Prada Fall/Winter 2025 collection brings new meaning to the idea of femininity
Prada’s Fall/Winter 2025 women’s collection made its grand debut at Milan Fashion Week, at the Deposito space of the Fondazione Prada Arte, with a layout that combined primitiveness and sophistication, echoing the core spirit of this season’s design.
Prada's 2025 Fall/Winter women's collection made its grand debut at Milan Fashion Week, at the Deposito space of the Prada Art Foundation, with a primitive and refined layout that echoed the core spirit of this season's design.
Celebrities such as Hunter Schafer, Gal Gadot, Bian Youxi and brand ambassador Karina all appeared on the show, adding star power to the show. Karina, known as the "human AI", showed a unique style of elegance and playfulness with her romantic curly hair, floral dress and cow-print Galleria handbag, becoming the focus of the whole show.
This season's collection, designed by Miuccia Prada and Raf Simons, is themed "The Contemporary Meaning of Femininity" and explores the diversity and fluidity of the female image. Designers challenge the traditional definition of femininity through the reconstructing and changing the proportions of clothing. As a symbol of femininity, dresses are given a new form this season - pieces of clothing move around the body, freed from their original functions and languages, creating an unrecognizable appearance and meaning. This design technique not only subverts the traditional outline, but also shows the complexity and diversity of femininity through the collision between different items.
The proportions of the series are boldly adjusted, and the relationship between the structure of the clothing and the body is redefined. The use of atypical materials and the deliberate exposure of raw seams show an aesthetic of coexistence of roughness and refinement. Accessories appear in a gorgeous manner, with jewelry, bows and decorations forming a strong contrast with the primitive sense of clothing, further questioning the single definition of femininity. This conflict and divergence is precisely Prada's profound reflection on the diversity of contemporary female images.

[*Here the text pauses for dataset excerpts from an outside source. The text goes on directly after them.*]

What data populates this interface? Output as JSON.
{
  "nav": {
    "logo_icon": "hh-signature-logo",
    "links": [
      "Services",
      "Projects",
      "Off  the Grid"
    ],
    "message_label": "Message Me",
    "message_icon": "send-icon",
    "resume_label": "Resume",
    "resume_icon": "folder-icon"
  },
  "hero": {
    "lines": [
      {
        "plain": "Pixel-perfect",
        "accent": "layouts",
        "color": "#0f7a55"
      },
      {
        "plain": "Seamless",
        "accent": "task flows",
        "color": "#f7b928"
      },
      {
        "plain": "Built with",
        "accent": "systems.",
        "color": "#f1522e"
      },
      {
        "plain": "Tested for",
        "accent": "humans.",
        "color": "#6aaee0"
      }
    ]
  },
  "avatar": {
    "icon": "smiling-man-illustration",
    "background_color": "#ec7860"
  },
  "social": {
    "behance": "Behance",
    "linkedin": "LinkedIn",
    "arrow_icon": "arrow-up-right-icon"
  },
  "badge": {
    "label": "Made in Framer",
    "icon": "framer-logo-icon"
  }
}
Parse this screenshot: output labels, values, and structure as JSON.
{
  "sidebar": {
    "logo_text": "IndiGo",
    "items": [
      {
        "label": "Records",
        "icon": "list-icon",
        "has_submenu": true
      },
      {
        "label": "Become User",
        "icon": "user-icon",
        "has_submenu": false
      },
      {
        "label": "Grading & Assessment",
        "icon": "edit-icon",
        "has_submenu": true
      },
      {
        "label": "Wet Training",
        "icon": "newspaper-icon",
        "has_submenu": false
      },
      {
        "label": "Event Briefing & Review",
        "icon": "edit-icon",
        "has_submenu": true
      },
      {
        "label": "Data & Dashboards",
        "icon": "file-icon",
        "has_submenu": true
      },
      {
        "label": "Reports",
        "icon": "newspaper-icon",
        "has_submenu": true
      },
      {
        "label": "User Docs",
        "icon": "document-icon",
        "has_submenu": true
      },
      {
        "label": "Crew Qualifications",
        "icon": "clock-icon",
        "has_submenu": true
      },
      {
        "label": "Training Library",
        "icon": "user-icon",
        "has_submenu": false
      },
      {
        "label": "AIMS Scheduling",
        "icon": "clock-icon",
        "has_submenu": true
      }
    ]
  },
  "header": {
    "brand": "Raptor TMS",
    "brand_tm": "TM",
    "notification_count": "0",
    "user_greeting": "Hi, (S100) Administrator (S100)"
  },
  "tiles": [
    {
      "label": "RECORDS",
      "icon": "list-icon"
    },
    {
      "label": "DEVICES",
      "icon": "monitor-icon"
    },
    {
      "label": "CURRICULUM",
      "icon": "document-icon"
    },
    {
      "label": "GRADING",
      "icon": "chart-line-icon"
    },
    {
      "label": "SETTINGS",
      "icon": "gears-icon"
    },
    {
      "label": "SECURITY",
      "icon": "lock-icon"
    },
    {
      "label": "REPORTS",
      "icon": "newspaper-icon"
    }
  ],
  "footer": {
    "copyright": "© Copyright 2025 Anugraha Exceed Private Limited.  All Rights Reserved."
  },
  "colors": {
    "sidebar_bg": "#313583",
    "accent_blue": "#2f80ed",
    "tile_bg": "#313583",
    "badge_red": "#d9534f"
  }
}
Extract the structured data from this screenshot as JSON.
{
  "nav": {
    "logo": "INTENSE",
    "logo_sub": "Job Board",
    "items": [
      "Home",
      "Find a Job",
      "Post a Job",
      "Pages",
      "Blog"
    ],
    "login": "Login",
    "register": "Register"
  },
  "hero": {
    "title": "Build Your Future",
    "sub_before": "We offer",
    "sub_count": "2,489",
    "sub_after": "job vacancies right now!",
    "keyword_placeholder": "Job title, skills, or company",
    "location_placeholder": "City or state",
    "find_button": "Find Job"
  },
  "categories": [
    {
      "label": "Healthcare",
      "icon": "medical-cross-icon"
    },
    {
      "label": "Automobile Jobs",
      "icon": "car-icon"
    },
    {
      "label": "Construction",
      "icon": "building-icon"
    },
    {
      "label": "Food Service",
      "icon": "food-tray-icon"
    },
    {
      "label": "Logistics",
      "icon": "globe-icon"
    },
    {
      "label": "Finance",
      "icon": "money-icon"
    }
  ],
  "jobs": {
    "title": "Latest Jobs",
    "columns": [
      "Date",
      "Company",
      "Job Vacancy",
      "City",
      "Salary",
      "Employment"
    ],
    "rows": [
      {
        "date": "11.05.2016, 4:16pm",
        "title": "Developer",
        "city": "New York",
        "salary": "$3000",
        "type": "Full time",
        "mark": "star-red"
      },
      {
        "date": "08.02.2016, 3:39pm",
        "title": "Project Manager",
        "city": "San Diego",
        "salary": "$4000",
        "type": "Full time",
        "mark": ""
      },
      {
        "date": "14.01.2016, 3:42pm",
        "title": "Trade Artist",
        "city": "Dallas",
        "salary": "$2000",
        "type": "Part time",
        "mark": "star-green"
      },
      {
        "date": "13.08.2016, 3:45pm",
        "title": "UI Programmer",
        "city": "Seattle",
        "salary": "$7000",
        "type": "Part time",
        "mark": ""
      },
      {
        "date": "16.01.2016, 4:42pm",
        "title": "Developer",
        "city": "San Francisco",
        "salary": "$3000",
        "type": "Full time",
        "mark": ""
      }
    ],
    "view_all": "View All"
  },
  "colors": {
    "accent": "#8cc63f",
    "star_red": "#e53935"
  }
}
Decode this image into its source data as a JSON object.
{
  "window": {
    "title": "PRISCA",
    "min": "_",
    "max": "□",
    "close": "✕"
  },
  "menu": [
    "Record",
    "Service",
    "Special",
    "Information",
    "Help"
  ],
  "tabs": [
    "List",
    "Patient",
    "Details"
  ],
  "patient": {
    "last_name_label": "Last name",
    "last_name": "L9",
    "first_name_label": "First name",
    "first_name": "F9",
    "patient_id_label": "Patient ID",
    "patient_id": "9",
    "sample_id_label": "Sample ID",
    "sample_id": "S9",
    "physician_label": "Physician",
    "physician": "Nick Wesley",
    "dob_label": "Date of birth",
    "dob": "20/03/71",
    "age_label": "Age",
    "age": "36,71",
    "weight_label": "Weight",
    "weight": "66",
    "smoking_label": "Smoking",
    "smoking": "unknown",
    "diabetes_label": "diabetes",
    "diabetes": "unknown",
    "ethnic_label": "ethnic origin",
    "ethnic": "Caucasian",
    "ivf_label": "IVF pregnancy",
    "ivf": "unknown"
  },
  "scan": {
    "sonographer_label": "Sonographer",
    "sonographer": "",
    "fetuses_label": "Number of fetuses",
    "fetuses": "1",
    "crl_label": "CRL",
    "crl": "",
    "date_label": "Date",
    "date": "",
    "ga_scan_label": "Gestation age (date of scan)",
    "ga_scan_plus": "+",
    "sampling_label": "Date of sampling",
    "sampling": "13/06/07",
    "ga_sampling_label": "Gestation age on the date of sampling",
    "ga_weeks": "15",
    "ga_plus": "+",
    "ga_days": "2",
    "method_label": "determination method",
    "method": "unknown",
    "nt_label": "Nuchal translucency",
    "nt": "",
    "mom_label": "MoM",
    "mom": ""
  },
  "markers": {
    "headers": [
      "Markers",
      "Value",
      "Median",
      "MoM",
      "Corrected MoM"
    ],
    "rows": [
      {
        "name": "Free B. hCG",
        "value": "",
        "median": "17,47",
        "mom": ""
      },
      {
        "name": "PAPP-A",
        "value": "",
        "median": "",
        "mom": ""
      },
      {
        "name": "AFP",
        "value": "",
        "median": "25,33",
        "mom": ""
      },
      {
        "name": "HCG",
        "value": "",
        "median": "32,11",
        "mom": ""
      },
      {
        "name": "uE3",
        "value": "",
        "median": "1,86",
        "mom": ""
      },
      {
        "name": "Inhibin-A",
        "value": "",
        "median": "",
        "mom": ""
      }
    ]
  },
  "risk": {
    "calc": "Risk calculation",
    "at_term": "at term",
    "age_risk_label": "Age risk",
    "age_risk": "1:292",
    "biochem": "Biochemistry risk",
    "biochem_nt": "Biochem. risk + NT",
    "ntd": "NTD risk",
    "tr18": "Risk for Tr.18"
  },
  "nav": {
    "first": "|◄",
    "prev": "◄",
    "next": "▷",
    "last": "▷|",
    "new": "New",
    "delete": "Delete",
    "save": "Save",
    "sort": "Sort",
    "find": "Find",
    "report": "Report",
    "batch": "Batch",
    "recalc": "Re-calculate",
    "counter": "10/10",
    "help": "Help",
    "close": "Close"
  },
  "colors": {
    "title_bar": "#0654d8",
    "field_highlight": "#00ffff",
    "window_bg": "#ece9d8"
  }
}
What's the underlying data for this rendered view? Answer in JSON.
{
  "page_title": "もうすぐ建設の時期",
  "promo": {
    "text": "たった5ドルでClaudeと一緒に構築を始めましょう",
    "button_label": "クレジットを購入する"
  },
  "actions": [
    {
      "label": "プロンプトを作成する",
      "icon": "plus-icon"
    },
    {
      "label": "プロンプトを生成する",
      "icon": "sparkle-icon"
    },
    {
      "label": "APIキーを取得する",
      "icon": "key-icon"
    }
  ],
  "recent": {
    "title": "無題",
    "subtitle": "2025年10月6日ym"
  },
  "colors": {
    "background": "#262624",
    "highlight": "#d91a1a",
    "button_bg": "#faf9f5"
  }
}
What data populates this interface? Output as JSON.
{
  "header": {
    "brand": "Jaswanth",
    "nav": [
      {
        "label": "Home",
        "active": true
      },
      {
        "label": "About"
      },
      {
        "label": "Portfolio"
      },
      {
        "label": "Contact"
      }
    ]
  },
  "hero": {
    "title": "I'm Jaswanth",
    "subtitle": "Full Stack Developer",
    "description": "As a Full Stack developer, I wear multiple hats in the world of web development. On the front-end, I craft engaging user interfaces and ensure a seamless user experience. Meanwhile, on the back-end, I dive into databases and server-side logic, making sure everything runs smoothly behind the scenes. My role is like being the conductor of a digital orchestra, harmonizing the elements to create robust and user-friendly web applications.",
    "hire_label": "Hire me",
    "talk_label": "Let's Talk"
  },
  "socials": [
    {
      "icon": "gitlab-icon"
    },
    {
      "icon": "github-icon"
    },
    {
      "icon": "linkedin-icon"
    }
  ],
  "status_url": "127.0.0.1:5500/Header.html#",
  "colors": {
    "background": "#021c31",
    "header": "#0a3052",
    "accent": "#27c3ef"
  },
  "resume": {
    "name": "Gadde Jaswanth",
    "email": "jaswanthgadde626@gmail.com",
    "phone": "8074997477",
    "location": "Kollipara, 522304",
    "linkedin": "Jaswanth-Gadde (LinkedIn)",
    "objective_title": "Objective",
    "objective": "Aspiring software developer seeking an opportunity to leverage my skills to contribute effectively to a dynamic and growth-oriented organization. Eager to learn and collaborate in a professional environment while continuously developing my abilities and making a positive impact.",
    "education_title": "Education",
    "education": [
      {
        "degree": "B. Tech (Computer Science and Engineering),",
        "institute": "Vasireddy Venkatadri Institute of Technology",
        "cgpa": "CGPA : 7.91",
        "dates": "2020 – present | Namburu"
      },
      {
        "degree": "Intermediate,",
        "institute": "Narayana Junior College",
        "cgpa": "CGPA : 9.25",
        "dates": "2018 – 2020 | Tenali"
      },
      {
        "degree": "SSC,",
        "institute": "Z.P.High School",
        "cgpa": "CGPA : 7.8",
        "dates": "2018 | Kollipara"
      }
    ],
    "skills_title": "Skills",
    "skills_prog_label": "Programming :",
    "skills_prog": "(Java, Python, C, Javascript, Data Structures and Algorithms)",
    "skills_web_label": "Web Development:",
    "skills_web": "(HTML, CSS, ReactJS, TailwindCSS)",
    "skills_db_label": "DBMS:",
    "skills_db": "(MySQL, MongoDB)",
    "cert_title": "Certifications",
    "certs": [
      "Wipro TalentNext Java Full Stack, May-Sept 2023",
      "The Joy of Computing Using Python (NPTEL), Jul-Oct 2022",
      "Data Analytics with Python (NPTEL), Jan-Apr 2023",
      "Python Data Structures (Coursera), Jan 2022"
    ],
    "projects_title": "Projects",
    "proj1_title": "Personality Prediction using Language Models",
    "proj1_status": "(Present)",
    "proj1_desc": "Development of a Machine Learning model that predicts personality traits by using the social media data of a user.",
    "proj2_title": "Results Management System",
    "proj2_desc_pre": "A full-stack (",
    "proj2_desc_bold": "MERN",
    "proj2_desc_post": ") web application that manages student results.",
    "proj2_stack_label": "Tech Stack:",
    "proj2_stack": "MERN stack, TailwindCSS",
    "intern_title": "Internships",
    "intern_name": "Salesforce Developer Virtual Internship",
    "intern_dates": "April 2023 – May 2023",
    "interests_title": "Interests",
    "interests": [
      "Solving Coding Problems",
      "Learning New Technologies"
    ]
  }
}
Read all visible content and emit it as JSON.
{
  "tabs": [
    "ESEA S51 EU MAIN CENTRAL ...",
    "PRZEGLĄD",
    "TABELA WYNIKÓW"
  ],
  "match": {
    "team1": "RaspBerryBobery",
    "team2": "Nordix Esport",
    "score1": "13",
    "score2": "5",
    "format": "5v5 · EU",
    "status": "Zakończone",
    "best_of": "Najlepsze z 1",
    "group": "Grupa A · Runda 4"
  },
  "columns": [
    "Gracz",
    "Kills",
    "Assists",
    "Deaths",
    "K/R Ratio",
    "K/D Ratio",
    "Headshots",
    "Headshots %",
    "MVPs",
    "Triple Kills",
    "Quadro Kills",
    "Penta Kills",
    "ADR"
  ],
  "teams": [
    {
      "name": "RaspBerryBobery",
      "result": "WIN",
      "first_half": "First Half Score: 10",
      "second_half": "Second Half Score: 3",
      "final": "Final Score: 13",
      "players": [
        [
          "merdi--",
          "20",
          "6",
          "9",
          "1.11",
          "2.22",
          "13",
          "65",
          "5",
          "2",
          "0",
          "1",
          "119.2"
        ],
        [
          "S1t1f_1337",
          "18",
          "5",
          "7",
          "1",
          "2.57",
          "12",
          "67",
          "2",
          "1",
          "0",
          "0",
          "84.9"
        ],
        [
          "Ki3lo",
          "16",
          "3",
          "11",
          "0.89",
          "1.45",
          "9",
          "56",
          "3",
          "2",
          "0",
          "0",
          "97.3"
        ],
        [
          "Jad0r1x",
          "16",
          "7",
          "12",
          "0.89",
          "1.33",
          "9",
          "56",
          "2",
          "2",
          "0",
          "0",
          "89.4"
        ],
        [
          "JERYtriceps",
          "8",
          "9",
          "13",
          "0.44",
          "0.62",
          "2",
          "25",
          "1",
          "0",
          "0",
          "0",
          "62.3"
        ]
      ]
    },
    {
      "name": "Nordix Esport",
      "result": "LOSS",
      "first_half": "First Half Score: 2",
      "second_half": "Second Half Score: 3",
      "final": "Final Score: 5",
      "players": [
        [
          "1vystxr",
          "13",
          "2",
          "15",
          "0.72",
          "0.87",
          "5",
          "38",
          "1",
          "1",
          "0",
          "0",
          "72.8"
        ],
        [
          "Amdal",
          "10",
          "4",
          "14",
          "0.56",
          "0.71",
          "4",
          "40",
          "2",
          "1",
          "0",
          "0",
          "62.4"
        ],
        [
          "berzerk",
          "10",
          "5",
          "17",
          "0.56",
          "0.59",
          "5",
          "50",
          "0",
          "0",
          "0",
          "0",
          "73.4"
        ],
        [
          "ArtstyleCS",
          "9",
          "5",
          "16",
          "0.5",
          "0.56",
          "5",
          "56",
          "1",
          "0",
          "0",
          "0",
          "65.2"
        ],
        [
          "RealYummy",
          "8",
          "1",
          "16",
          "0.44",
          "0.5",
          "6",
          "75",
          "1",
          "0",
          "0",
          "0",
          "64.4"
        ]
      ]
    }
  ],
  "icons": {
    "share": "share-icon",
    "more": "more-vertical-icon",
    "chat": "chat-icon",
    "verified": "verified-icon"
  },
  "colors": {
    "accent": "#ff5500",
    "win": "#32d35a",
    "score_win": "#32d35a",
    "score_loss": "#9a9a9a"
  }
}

The venue layout also echoed the theme of this season. The metal scaffolding reshaped the space and matched with the carpet designed by Catherine Martin, presenting a visual binary opposition. This interweaving of primitiveness and refinement is not only a metaphor for clothing design, but also reflects the complexity and multi-layered meaning of femininity. Prada raised a profound questioning of femininity this time. It is not only a fashion show, but also a discussion about identity, aesthetics and social concepts. Miuccia Prada and Raf Simons once again proved Prada's pioneering position in the fashion industry with their creativity and insight, and opened up a new imagination space for the image of contemporary women.